While it may seem as if research on, say, coffee-drinking alone could convert into a kitchen-industry to make sense of frequent and head-scratching “studies,” reliable experts have offered suggestions on how patient-consumers may wish to make themselves more savvy about research. Their healthy skepticism can include parsing researchers and their findings with care, digging in even a little more than usual to their credentials and methods, as well as employing common sense. Talk to your doctors. Unless a study is emphatic and directly on point to an aspect of your care, it may be good to see if it is a flash or if it builds into a body of convincing evidence.
Now that even the titans of the fast-food industry seem to have jumped on a giant, noisy bandwagon about stupendous or remarkable “meat-free burgers” — whatever they’re calling them, Big Food is no doubt seeing big money in them — American consumers likely will be served up hot plates full of steaming hokum about meat and nutrition.

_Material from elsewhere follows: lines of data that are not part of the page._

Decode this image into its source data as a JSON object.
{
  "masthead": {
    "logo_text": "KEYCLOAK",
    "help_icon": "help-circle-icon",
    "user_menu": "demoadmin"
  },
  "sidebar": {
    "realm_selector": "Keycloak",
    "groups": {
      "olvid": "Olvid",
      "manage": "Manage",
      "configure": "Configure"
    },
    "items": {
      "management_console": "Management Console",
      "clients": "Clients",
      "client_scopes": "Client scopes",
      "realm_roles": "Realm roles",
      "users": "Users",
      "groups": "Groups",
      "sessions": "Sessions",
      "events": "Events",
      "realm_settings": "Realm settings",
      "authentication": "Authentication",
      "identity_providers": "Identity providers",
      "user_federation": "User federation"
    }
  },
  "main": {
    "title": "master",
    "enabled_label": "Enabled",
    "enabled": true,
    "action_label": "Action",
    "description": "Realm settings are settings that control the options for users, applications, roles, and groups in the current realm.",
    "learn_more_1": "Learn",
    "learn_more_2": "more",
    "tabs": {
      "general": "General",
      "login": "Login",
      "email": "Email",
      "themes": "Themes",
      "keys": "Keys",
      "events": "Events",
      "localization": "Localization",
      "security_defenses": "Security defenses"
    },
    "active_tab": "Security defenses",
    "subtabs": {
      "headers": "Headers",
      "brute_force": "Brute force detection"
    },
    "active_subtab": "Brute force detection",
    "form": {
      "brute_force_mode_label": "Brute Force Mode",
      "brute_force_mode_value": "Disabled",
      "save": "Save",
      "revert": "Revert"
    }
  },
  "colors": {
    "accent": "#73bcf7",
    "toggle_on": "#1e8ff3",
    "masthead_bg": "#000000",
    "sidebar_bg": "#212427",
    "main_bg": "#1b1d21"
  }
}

Caveat emptor may be ancient words for the modern wise. Moderation matters —and with tastes and appetite to be accounted for, too — maybe a sound course still would be more careful eating of plants, a bit of meat (now and then), not too much, and, of course, lots of exercise, no smoking, and restrained drinking. Doctors and health advocates also may wish to heed the long caution from Dr. John Ioannidis, a Stanford professor who studies health research and policy. He has assailed universities, hospitals, and researchers — especially in diet and nutrition — who promote weak findings to excess, especially when they result from shaky methods like observational studies (e.g. Sally, who lived to age 89, got up every day for her whole life and drank a shot of whiskey. By observation alone, drinking is good for longevity). As he told the New York Times:
The [new meat-eating] findings are a time to reconsider how nutritional research is done in the country … and whether the results really help to inform an individual’s decisions. ‘I would not run any more observational studies,’ said Dr. John Ioannidis …. ‘We have had enough of them. It is extremely unlikely that we are missing a large signal,’ referring to a large effect of any particular dietary change on health.
That sounds right, and we all may need to consider with care what we swallow when it comes to health and diet information.